I am a professor of computer science at the Weizmann Institute of Science. My research is in Foundations of Computer Science and in Combinatorics, especially Probabilistically Checkable Proofs, hardness of approximation.

« Epatante Irit Dinur

Evidemment, il faudrait demander ce qu’en pensent les vrais pros, mais cette prestation d’Irit Dinur est exactement ce que la non-mathématicienne que je suis aimerait voir tous les jours : des mathématiques enthousiasmantes, surprenantes, belles et admirablement racontées. L’entrée en matière est aussi comme je les aime : des questions abstraites et profondes, à la fois très mathématiques et très universelles. Le raisonnement fait intervenir des idées simples, presque enfantines, le genre d’idée dont on se dit : "Mais c’est bien sûr ! Comment n’y a-t-on pas pensé plus tôt ?" Voilà, à chaud et dans le désordre, mes sentiments en sortant de la conférence d’Irit Dinur (qui a, entre autres dons, une voix magnifique). Bon, mais alors de quoi s’agit-il ? Le titre de l’exposé est Probabillistically checkable proofs and codes mais avant d’entrer dans le vif du sujet, Irit Dinur nous invite à nous poser toutes sortes de questions préliminaires : qu’est-ce qu’une preuve ? quelle est la différence entre un problème et sa solution ? entre un théorème et sa démonstration ? ... Peut-être est-ce dû à l’art de l’oratrice, mais il me semble que l’on va au-delà des mathématiques pour toucher à la question du sens dans toute sa généralité.
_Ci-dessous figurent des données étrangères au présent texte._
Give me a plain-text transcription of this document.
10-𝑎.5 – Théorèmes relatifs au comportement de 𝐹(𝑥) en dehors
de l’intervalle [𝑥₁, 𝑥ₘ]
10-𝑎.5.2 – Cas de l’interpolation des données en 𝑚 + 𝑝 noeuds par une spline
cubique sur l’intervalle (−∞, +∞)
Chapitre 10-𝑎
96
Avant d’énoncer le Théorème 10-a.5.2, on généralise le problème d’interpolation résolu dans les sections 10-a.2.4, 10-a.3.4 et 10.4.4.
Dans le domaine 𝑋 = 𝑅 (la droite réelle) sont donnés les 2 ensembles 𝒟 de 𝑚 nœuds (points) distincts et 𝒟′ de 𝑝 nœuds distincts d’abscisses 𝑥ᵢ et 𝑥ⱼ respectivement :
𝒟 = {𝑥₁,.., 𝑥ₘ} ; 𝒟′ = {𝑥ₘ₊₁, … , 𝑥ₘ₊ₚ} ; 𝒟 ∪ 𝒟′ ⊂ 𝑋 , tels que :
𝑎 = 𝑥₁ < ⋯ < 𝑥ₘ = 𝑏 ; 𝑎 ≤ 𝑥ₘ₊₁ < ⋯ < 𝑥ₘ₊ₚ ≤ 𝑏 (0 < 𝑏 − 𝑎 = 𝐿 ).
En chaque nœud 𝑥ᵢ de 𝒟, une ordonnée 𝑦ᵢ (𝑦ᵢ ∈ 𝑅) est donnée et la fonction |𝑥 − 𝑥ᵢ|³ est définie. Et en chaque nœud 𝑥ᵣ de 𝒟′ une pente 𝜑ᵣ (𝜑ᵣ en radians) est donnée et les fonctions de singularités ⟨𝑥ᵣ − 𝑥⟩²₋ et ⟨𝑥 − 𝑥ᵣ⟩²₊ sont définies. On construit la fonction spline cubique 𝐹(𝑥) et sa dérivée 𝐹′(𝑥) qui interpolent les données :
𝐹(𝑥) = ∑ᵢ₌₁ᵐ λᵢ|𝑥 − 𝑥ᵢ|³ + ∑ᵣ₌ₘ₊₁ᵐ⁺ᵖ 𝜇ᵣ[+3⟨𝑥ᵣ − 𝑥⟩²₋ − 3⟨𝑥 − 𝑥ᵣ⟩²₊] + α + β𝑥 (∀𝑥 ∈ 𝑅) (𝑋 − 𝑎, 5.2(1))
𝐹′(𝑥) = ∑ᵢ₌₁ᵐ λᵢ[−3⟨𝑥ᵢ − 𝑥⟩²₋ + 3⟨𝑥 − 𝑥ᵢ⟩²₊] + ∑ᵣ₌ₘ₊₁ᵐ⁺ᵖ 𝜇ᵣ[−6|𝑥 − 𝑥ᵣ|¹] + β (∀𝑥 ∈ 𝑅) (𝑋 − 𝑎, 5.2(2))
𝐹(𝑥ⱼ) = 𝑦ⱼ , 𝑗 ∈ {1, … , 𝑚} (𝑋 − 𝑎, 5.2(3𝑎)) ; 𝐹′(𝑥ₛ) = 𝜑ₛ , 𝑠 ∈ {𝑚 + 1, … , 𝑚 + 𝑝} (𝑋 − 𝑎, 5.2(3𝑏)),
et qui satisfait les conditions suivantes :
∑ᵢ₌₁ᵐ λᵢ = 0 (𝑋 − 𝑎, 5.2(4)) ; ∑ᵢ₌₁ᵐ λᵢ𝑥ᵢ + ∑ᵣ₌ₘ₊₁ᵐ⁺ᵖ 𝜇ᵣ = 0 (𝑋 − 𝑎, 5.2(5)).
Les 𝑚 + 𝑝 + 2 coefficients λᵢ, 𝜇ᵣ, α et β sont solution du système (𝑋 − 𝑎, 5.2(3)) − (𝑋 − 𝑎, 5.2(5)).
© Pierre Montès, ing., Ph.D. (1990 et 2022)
Pour la suite, l’idée (on l’aura compris) est de pouvoir s’assurer de la validité d’une preuve sans la vérifier entièrement, en s’appuyant sur les probabilités.

Le coup de la confiture

Imaginez que vous êtes aveugle et que l’on vous présente une tartine de pain sur laquelle il y a peut-être un tout petit peu de confiture concentré sur une toute petite zone, presqu’un point. Vous pouvez goûter la tartine pour savoir s’il y a effectivement de la confiture dessus, mais le risque de vous tromper est grand : facile de mordre une zone non garnie et d’en déduire à tort qu’il n’y a rien sur la tartine. Vous pouvez aussi tartiner avec votre couteau. Si la tartine n’a pas de confiture vous tartinez de l’air (pas grave, le ridicule ne tue pas), mais si confiture il y a, vous l’étalez un peu partout sur le pain. Ensuite, en mordant dans la tartine, vous saurez avec quasi-certitude si elle était garnie ou pas. L’idée est de se comporter avec une preuve comme avec une tartine : en étalant l’erreur pour la rendre décelable (par une transformation qui bien sûr conserve la qualité "sans erreur" si la démonstration est correcte).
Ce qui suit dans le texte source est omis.